You can talk to the device by saying “Hey Portal,” and then use it to stream music, watch videos, get answers to questions, or set reminders. But really the whole point of Portal is to give you a new way to use Facebook Messenger to make video calls.
Facebook says Portal offers a more immersive experience thanks to its large screens, and uses AI to keep you in the shot and in focus as you move around.
Really, Portal seems as much like a household version of a video conferencing system as it does a smart speaker or smart display.
Two models are up for pre-order today and both should begin shipping in November. The Facebook Portal is a $199 model with a 10 inch, 1280 x 800 pixel display while the Portal+ is a $349 version with a 15 inch, 1920 x 1080 pixel display.
Facebook is also offering a $100 discount when you buy any two Portal devices at once. The video chat machines are up for pre-order at portal.facebook.com, and they should hit Amazon and Best Buy soon as well.
So why use Portal instead of just firing up Facebook Messenger on your phone? You get a bigger display and hands-free controls. But I think the key selling point is probably the “smart camera” and “smart sound” technology.
Facebook says the camera “automatically pans and zooms to keep everyone in view” even if you’re moving around a room. It can detect multiple people and use a wide shot. If only a single person is speaking, it can zoom in to make sure you take up most of the frame.
The smart sound feature, meanwhile, “minimizes background noise and enhances the voice of whoever is talking.”
In addition to simply allowing you to make voice and video calls, Portal supports augmented reality, allowing you to apply Snapchat-like real-time filters to your video calls. And there’s a “Story Time” feature that lets you read stories while applying sound effects (which could kind of cool for traveling parents who want to read a bed time story to their young ones from afar).

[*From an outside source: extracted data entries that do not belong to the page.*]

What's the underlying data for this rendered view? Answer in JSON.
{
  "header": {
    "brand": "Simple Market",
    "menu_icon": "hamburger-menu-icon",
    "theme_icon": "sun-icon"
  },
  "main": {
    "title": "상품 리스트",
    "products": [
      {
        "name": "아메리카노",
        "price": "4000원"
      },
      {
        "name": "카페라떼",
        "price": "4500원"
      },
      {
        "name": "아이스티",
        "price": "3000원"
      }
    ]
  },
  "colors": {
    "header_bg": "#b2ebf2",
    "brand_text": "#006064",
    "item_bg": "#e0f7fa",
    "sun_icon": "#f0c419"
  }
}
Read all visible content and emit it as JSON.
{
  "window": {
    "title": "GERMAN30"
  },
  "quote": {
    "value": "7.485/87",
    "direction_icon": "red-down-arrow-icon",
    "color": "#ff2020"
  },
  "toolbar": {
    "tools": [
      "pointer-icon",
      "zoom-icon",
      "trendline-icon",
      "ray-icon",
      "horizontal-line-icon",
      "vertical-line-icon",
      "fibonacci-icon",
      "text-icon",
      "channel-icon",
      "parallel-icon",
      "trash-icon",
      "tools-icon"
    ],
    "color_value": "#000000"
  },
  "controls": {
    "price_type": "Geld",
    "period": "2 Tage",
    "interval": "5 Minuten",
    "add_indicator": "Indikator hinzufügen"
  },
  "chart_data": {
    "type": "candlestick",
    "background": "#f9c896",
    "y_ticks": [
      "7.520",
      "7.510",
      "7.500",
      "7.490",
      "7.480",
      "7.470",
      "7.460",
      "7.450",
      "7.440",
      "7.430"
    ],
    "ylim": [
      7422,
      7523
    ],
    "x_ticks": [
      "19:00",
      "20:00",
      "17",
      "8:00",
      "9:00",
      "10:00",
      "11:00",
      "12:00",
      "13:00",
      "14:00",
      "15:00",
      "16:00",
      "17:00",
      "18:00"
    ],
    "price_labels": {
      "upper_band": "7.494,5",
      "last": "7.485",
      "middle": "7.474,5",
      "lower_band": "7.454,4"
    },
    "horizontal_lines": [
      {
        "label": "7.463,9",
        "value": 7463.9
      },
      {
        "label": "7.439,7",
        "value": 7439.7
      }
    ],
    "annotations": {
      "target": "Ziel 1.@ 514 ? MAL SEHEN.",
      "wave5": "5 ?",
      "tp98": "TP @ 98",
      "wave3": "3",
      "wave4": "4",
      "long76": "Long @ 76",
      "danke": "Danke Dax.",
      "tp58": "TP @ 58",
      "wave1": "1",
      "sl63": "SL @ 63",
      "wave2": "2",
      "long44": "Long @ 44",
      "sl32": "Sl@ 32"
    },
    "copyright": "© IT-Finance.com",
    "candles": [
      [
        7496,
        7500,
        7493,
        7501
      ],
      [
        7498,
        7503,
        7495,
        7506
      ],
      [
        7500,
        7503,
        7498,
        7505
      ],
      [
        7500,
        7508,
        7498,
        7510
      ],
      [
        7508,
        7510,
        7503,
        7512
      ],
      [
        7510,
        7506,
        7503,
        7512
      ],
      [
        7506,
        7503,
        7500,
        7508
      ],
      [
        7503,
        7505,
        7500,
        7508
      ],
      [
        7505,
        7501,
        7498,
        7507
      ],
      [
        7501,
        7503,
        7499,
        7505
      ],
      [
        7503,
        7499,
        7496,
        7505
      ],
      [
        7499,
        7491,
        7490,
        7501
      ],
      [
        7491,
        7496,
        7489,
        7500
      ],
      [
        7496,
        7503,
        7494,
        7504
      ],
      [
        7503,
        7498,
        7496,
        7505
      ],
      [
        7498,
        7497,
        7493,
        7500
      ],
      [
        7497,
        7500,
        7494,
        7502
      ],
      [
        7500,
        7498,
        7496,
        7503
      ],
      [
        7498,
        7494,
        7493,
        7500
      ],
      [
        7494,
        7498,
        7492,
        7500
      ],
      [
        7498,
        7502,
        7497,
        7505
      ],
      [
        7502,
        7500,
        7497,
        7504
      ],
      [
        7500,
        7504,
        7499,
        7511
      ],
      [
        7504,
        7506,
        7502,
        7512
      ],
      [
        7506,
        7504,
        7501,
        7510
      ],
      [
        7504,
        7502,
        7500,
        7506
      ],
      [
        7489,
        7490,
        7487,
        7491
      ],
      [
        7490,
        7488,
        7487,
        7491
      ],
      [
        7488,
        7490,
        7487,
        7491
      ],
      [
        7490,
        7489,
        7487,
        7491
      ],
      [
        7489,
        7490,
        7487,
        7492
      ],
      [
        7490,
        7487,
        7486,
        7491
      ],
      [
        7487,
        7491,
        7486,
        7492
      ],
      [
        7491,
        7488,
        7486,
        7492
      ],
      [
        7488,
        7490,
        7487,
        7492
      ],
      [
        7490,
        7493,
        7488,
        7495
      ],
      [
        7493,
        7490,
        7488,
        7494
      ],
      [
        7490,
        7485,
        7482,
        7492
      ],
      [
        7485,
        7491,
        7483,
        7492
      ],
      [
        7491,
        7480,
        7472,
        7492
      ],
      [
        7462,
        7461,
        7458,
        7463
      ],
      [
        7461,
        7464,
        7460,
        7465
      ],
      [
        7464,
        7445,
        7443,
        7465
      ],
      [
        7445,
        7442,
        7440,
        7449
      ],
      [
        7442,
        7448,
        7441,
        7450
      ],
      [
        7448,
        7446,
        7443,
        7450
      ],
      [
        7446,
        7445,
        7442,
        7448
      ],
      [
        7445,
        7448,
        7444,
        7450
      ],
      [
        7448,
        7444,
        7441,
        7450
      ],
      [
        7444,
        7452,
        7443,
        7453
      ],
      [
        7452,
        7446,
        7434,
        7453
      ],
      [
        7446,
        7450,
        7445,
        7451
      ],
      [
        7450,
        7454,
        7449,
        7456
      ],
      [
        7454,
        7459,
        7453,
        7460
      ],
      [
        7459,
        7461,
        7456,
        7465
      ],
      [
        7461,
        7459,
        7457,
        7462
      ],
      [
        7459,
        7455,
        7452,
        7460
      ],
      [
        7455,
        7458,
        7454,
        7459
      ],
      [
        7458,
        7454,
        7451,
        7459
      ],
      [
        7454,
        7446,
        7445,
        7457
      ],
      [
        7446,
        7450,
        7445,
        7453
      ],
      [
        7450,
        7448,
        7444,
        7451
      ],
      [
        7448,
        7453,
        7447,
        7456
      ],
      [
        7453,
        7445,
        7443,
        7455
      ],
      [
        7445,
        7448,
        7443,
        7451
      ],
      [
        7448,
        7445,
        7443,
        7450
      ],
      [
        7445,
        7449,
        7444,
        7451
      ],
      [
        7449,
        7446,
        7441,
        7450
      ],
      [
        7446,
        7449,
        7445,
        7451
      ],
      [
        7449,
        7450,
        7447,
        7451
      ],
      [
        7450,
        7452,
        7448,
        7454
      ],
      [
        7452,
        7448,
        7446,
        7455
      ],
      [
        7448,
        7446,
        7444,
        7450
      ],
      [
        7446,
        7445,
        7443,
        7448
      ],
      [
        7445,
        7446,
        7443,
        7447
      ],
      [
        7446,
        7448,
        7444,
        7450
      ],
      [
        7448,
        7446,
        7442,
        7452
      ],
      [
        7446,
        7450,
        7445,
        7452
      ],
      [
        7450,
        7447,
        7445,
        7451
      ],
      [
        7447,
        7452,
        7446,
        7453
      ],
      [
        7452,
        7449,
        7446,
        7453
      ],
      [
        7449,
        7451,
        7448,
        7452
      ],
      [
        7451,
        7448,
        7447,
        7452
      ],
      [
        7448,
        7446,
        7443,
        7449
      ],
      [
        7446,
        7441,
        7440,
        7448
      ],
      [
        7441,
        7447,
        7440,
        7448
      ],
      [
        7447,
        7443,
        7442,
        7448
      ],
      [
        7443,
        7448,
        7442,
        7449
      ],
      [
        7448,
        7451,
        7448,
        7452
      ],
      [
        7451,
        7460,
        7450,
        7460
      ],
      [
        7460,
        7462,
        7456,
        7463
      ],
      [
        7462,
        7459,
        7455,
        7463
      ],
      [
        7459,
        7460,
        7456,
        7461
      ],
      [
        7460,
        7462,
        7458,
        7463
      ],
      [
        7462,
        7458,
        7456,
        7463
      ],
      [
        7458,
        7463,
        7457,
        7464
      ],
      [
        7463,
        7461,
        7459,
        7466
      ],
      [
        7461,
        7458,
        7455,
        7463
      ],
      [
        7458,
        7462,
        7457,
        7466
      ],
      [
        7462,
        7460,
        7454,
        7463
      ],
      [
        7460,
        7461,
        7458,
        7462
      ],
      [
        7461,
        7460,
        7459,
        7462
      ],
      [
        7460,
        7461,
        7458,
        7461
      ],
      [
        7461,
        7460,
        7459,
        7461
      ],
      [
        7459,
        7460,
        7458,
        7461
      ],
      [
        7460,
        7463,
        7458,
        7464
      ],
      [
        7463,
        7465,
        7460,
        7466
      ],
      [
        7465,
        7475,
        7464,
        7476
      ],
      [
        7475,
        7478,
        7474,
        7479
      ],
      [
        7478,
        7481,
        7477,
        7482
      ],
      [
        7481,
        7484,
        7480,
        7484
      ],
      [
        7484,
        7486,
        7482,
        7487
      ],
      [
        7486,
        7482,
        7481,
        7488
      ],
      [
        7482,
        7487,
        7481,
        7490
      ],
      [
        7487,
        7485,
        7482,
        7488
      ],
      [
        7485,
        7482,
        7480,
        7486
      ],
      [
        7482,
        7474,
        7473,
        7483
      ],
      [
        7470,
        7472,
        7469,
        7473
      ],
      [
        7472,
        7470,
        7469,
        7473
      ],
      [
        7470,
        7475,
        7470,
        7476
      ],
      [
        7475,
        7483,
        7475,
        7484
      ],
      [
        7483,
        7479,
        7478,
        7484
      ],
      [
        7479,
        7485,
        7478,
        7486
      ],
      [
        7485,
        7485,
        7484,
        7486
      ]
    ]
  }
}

Other features include support for streaming music from Pandora, Spotify, and iHeartRadio and videos from Facebook Watch, Food Network, Newsy, and more services (to be announced).
Given that Facebook doesn’t have the best track record for protecting its users’ privacy, the company realizes that asking customers to put an always-on mic and camera in your home might be a tough sell. Facebook reportedly delayed the launch of the Portal to address privacy concerns, and now the company says the Portal and Portal+ will both ship with a camera cover and a one-tap option to disable the camera and mic. You can also restrict access to the device by requiring a four to 12 digit passcode.